August 2019: the shitpost-to-scholarship pipeline

Hi,

I got perturbed this month! I managed to find a new job, which I’ll be starting mid-September. It’s another programming job, but in a really interesting area, working on software for satellite ground control systems. It sounds like they’re keen for me to get up to speed on the domain as well as I can, so I guess I’ll be filling my head with information about satellites for the next few months, and also trying to improve my programming skills. It’s going to be a disorientating shift after several years of a boring job that gives me lots of leftover energy for weird projects outside of work, but I’m excited to be doing something vaguely physics-y again. Thanks for all the perturbation suggestions – I may get to some of the others later!

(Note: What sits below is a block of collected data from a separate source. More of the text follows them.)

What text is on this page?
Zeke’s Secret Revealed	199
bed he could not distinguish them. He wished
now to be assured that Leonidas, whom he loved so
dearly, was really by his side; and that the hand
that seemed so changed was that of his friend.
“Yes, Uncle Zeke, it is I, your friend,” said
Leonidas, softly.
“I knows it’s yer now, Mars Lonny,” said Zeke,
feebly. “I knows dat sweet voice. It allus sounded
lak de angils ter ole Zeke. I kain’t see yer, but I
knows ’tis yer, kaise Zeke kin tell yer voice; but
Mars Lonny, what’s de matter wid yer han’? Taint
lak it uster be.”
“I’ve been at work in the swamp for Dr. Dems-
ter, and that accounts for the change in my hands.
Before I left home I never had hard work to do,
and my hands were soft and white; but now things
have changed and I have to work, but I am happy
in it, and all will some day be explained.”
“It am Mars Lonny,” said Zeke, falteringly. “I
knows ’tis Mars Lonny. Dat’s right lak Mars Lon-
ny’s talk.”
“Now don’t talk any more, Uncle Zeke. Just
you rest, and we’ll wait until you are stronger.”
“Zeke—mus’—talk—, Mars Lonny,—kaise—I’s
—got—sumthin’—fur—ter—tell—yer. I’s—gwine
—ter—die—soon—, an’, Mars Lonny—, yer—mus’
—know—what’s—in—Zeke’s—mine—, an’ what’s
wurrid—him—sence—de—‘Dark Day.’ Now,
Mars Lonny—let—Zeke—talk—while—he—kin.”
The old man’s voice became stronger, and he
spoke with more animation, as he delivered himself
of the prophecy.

For the next few months I’m going to need to concentrate on getting my head round this job. Also I’m temporarily going to have an annoying bus commute, so I’ll have less free time anyway. I’m not sure how this will impact the newsletter yet, so apologies in advance if it drops off a bit for a while. Maybe I’ll write much less, or maybe I’ll find I still have plenty of energy to write, or maybe I’ll braindump about satellites for a bit. No idea. 

Anyway this month I still had time to think about lots of bullshit, some of which I managed to write up. I’m going to talk about entropy further down, but first I’m going to talk about…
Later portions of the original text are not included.